The lure of toasters, knives or coffee is fairly compelling for many Kiwis, and, according to the results of an independent study commissioned by Muffin Break that investigated the habits of shoppers and their interest in frequent purchasing programmes, 42 percent of those surveyed said they would return to a store where the service had dropped if the loyalty programme on offer was good.
66 percent of those surveyed said they would go out of their way to visit a store with a loyalty scheme. And it seems women were particularly keen on seizing a bargain with 73 percent saying they would do this compared to 58 percent of males.
When asked to describe how important store loyalty programmes were to them, 45 percent said they shopped using loyalty cards wherever possible. 40 percent said they used their loyalty card when they remembered or were reminded in store. And only 15 percent of respondents said they only occasionally or rarely used a loyalty scheme.
Those aged 55+ were most likely to be dedicated users of loyalty schemes with half of those in this age group utilising the programmes whenever they could - this behaviour declined with age with only 33 percent of those aged 18-24 admitting to using the cards as regularly as their older counterparts.

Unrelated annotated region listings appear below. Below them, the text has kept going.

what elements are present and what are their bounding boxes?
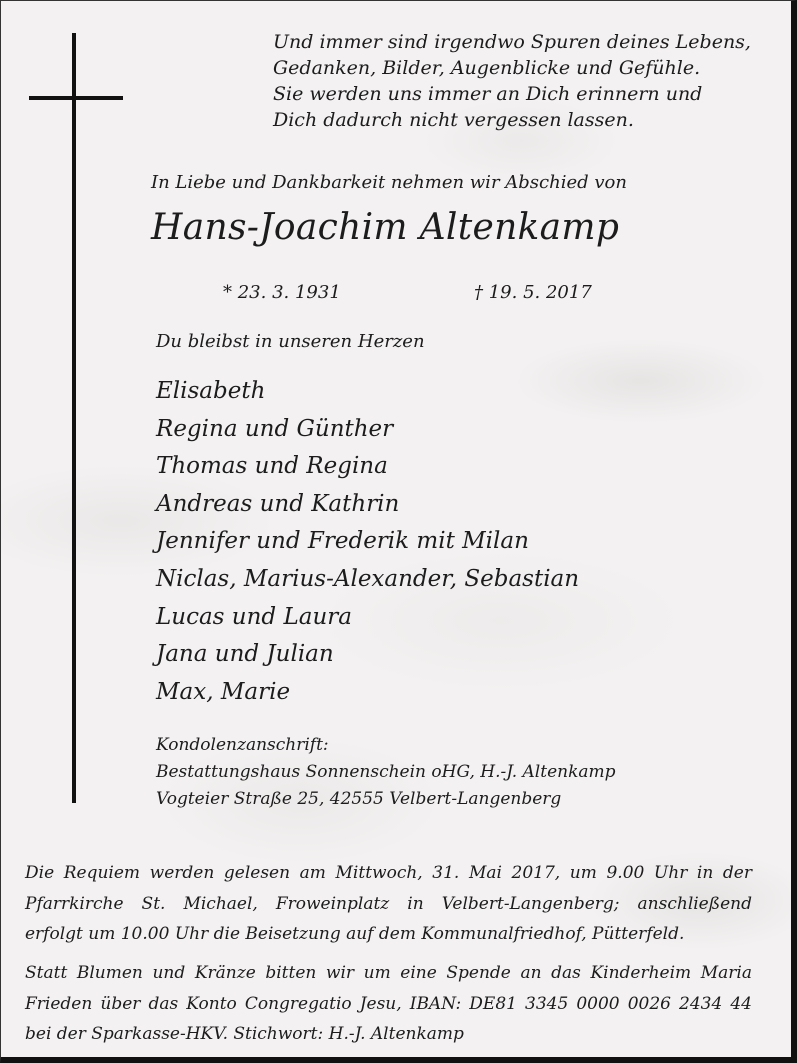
mourner-entry: Jennifer und Frederik mit Milan [156, 528, 529, 555]
mourner-entry: Niclas, Marius-Alexander, Sebastian [156, 565, 580, 592]
mourner-entry: Jana und Julian [156, 641, 334, 668]
condolence-line: Bestattungshaus Sonnenschein oHG, H.-J. Altenkamp [156, 762, 616, 782]
remembrance-line: Du bleibst in unseren Herzen [156, 331, 425, 352]
verse-line: Sie werden uns immer an Dich erinnern und [273, 83, 703, 105]
mourners-list [156, 373, 579, 711]
mourner-entry: Andreas und Kathrin [156, 490, 400, 517]
requiem-line: erfolgt um 10.00 Uhr die Beisetzung auf dem Kommunalfriedhof, Pütterfeld. [25, 924, 685, 944]
mourner-entry: Lucas und Laura [156, 603, 352, 630]
memorial-verse [273, 29, 751, 133]
requiem-line: Pfarrkirche St. Michael, Froweinplatz in Velbert-Langenberg; anschließend [25, 893, 752, 914]
mourner-entry: Regina und Günther [156, 415, 394, 442]
mourner-entry: Max, Marie [156, 678, 291, 705]
donation-line: Statt Blumen und Kränze bitten wir um eine Spende an das Kinderheim Maria [25, 963, 752, 983]
donation-line: bei der Sparkasse-HKV. Stichwort: H.-J. Altenkamp [25, 1024, 464, 1044]
donation-notice [25, 958, 752, 1050]
death-date: † 19. 5. 2017 [474, 282, 592, 303]
farewell-intro: In Liebe und Dankbarkeit nehmen wir Abschied von [151, 172, 627, 193]
condolence-line: Vogteier Straße 25, 42555 Velbert-Langenberg [156, 789, 562, 809]
verse-line: Dich dadurch nicht vergessen lassen. [273, 109, 634, 131]
donation-line: Frieden über das Konto Congregatio Jesu, IBAN: DE81 3345 0000 0026 2434 44 [25, 993, 752, 1014]
condolence-heading: Kondolenzanschrift: [156, 735, 329, 755]
mourner-entry: Thomas und Regina [156, 453, 388, 480]
deceased-name: Hans-Joachim Altenkamp [151, 207, 620, 248]
cross-horizontal-bar [29, 96, 123, 100]
condolence-address [156, 732, 616, 813]
requiem-notice [25, 858, 752, 950]
mourner-entry: Elisabeth [156, 378, 266, 404]
birth-date: * 23. 3. 1931 [223, 282, 341, 303]
verse-line: Und immer sind irgendwo Spuren deines Lebens, [273, 31, 751, 53]
requiem-line: Die Requiem werden gelesen am Mittwoch, 31. Mai 2017, um 9.00 Uhr in der [25, 863, 752, 883]
cross-vertical-bar [72, 33, 76, 803]
verse-line: Gedanken, Bilder, Augenblicke und Gefühle. [273, 57, 701, 79]
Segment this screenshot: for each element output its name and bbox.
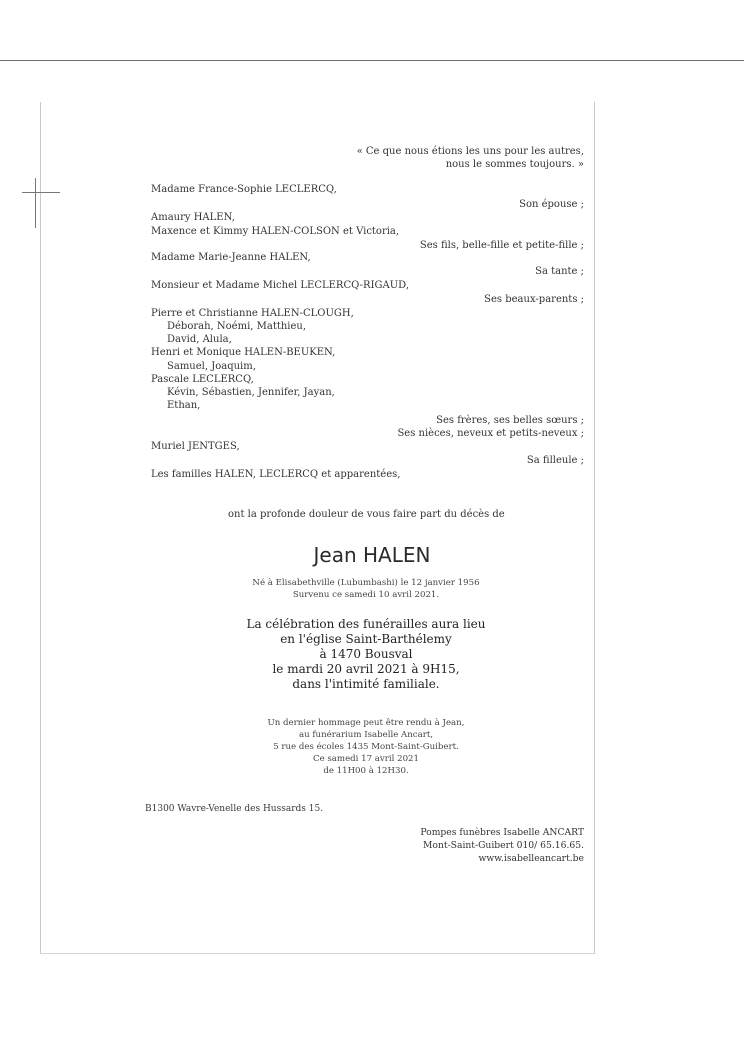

Interestingly, it was also those aged 65+ who were most likely to appreciate good service over loyalty rewards with 30 percent saying they would settle for service below their expectations.
The research was launched to coincide with the launch of Muffin Break's new loyalty programme, which will offer customers 'every fifth coffee free'.
"We provide regular incentives to our customers as well as free rewards membership and a complimentary muffin on their birthdays," says John Macphail, the national brand manager for Muffin Break. "It's these little touches that we've found customers really notice and helps drive repeat purchases."
Muffin Break first launched in 1989 and has since grown to approximately 250 stores across New Zealand, Australia and the United Kingdom.